Emigration Canyon is the only one that can be ridden as a loop on a road bike. Go to the top, continue down, turn right and when you hit I-80 head West until you get back to Salt Lake City, then take the Foothill Drive exit and continue North back to the University. I really wouldn't recommend it though. Some people do it, but the I-80 stretch looks awful to me - cars and trucks at high speed and lots of debris in the shoulder. 

Ride Emigration to the top - if you want to go further continue down and turn left at the intersection, then on to Big Mountain Pass. Then come back the same way. It'll be about 34 miles with about 3000 feet of climbing. The downhill from Big Mt. Pass is steep and twisty - you will get cold so be prepared. I just did this ride last Saturday and it wasn't too bad, but it was about 20 degrees warmer than today. 

Don't expect to see too many cyclists now - the cold weather has gotten rid of most of them. Also - from the intersection to Big Mt. Pass it was almost deserted - I think I only saw about six cars on the way up on Saturday.


----------



## cbass94 (May 19, 2004)

Yeah, it's starting to get pretty sparse as far as the cyclists go. You may see me on my way to school, but I don't see too many others anymore. Emigration canyon is a good ride, but I don't know how much longer they keep the gate that leads up to Big Mountain open, I know they're going to close it pretty soon though for winter. For the winter riding, I generally stay in the city on some of the bike paths that criss cross the city. It offers good flat riding where I can really work on specific types of riding, i.e. intervals, longer and slower rides, etc. It might be a good idea to check out this website to see the different designated bike lanes...

http://www.slcgov.com/transportation/BicycleTraffic/PDF_Folder/SLCbikes_Figure4-1.pdf or this one for more information
http://www.slcgov.com/transportation/BicycleTraffic/default.htm

I wish my website was up and running right now, but I'm having some technical difficulties.
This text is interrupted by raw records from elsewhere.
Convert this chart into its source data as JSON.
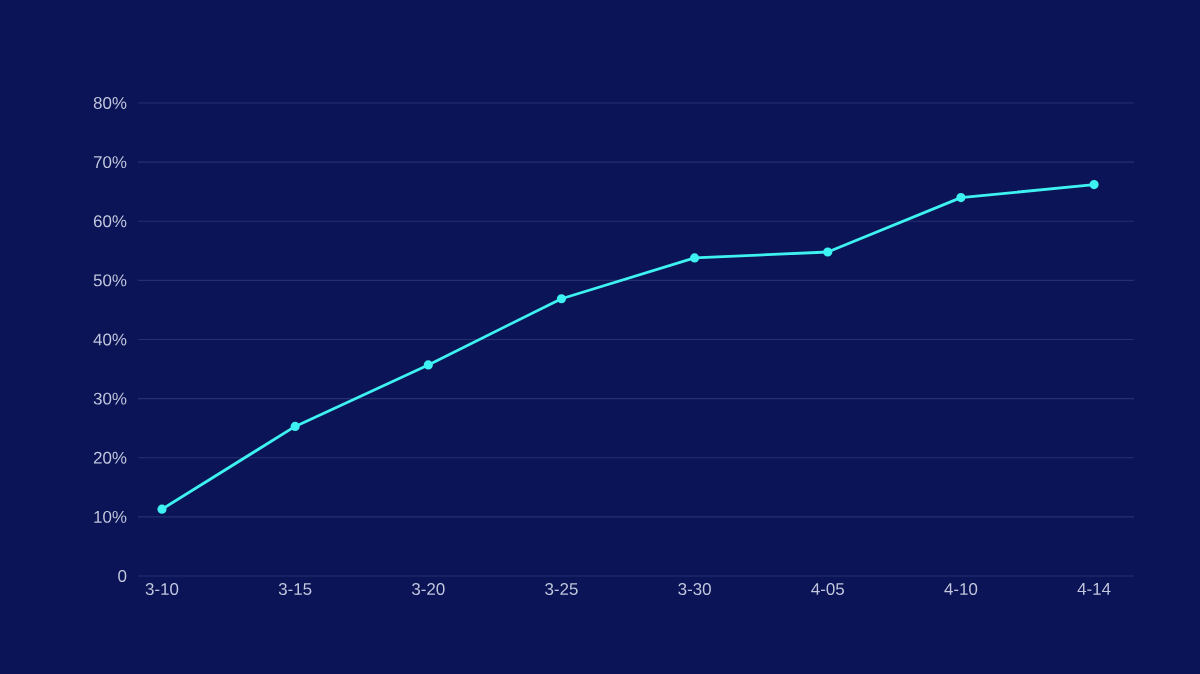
{
  "chart_data": {
    "type": "line",
    "categories": [
      "3-10",
      "3-15",
      "3-20",
      "3-25",
      "3-30",
      "4-05",
      "4-10",
      "4-14"
    ],
    "values": [
      11.3,
      25.3,
      35.7,
      46.9,
      53.8,
      54.8,
      64.0,
      66.2
    ],
    "color": "#3ef2f2",
    "ylim": [
      0,
      80
    ],
    "yticks": [
      0,
      {
        "value": 10,
        "label": "10%"
      },
      {
        "value": 20,
        "label": "20%"
      },
      {
        "value": 30,
        "label": "30%"
      },
      {
        "value": 40,
        "label": "40%"
      },
      {
        "value": 50,
        "label": "50%"
      },
      {
        "value": 60,
        "label": "60%"
      },
      {
        "value": 70,
        "label": "70%"
      },
      {
        "value": 80,
        "label": "80%"
      }
    ],
    "grid": "y",
    "marker": "circle",
    "line_style": "solid"
  }
}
It's a listing of rides in the area with directions, pictures, etc. I'll try to get it back up as soon as possible and pass it on to you. It's www.intermountaincycling.com keep an eye out for it to come up again.


----------



## cbass94 (May 19, 2004)

In case you're interested, I have my website partially up and running again if you want to check it out for some info. The link is in the post above.


----------



## johngfoster (Jan 14, 2005)

cbass, thanks for the update on your site. It is exactly what I was looking for--very informative.

Got a double pinch-flat yest. pm while coming down Emigration canyon. As soon as I can get new tubes, I'd be game for a ride. Let me know or PM me if you're interested.

Thanks, 

John


----------



## cbass94 (May 19, 2004)

John,
I'd totally be down for a ride this week sometime. I'll have to fit it between school and work, but that's the way it always is, right? =) I PM'd you my email address and I think it's also list ed in one of the previous posts. Shoot me off an email and we'll work out a time this week, Saturday if need be too. It would be good to meet you and show you around a little bit. If you need a tube, there are a couple of great shops nearby. Cyclesmith is right up next to the U campus, it's about 250 S. 1300 E. And then there's a more road specific shop called Contender Cycles on the corner of 900 S. 900 E. They carry the real high end stuff and are probably a little more pricey, but it's a really nice shop. Both are very good ones though.


----------